A line drawn from E to W, passing through the center of the square and parallel with the lines A B and C D, divides the square into two equal rectangles, because the sides and angles of the one are equal to the corresponding sides and angles of the other. The one rectangle is called the north half of the square, because the northern boundary of the half and square are the same. If this one line in common between the rectangle and the square makes this half certain by designating it as the north half, then surely, where the triangle and the square have two sides in common this ought to enable this triangle to be described as the northwest half of the square. It therefore appears that the square is more easily divided into two equal triangles than into two equal rectangles, and that to describe the triangle as the northwest half of the square is more certain than the rectangle by the north half of the square, for the reason that in the one case the triangle has the two sides, the north and the west, in common, while the rectangle and the square have only one side in common; that is, the north side.

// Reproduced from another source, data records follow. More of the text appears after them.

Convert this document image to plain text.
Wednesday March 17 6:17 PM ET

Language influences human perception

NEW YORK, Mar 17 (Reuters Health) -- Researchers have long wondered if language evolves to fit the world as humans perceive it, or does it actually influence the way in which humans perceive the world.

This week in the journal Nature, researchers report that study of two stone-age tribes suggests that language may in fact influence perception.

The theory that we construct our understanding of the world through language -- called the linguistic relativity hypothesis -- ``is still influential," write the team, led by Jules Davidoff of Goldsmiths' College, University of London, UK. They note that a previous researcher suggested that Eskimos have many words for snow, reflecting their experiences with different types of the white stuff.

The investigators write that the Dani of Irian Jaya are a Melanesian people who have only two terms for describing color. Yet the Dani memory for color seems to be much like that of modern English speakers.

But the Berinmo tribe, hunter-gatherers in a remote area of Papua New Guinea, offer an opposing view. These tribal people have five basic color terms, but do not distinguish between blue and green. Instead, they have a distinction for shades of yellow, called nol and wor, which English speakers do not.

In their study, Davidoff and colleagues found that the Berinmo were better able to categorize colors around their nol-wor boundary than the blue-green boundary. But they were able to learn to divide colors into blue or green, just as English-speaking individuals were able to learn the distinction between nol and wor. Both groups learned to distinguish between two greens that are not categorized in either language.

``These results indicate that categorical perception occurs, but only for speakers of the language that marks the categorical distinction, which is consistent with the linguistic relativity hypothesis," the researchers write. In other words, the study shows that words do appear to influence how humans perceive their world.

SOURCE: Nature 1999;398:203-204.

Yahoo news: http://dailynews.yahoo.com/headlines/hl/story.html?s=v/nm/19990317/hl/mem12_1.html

It is very true that descriptions by government numbers of lands are usually of pieces of land in squares or rectangles; but it does not follow that similar descriptions may not be applied to triangles, as in the case in hand. It is also true that the north half of the northwest quarter and the northwest half of the northwest quarter do not describe or include the same identical piece of land. They do, however, include or describe in part the same land — a certain 60-acre tract in both; the other 20, however, of each, is different.

This is thought by some to show that there can be no northwest half, because it does not coincide with either the north half or the west half, or both together. That it should coincide with a half or halves of any other description is not at all necessary. That the fact that it does not entirely coincide with any other half tends to its certainty, and not its uncertainty. Several different halves may overlap. The north half and the west half overlap; so does the north half and the east half overlap. The south half and the east half, and the south half and the west half overlap; yet neither of these descriptions is void because it overlaps some other half. The northwest half does not overlap any of the southeast half, but it does overlap a part of the northeast half. Each half of a square has its complementary half, and the two together make the square. For any two halves not to overlap they must be complementary halves; for example, the north half is complementary to the south half, the east half to the west half, the northwest half to the southeast half, and the northeast half to the southwest half. So the northwest half does describe a part of the land included in the north half — that is, 60 acres thereof — and the deed was therefore admissible to prove title. *Page 246

There was evidence sufficient to carry the question of adverse possession to the jury. Moreover, there was no attempt to limit the recovery to the land only described in the deed.

There was no error in the giving of any one of the plaintiff's requested charges; they each stated elementary principles of law.

There is dictum in an Illinois case (Pry v. Pry et al.,109 Ill. 466), which would seem to be contrary to this holding. The description there, however, presented an entirely different case from this, and is pure dictum. Some of the text-books seem to follow this dictum. However, the question as to the sufficiency of the description is one of fact, geometry and surveying, more than of law.

It results that the judgment must be affirmed.

Affirmed.

SAYRE, SOMERVILLE, GARDNER, and THOMAS, JJ., concur.

ANDERSON, C. J., and McCLELLAN, J., dissent. I cannot concur in the majority opinion, and think that the trial court erred in admitting the deed in evidence, either as title or color of title, as the description of land embraced was void for uncertainty. "The north-west half of the north-west quarter" is unknown to our system of describing land, and in my opinion the triangle shape given the land by the majority in order to make the description definite and certain is contrary to the well-established system of describing land, and is foreign to the intention of the parties to the deed. Wilson v. Wilson, 97 Miss. 423, 52 So. 353; Pry v. Pry, 109 Ill. 466.

McCLELLAN, J., concurs in this dissent.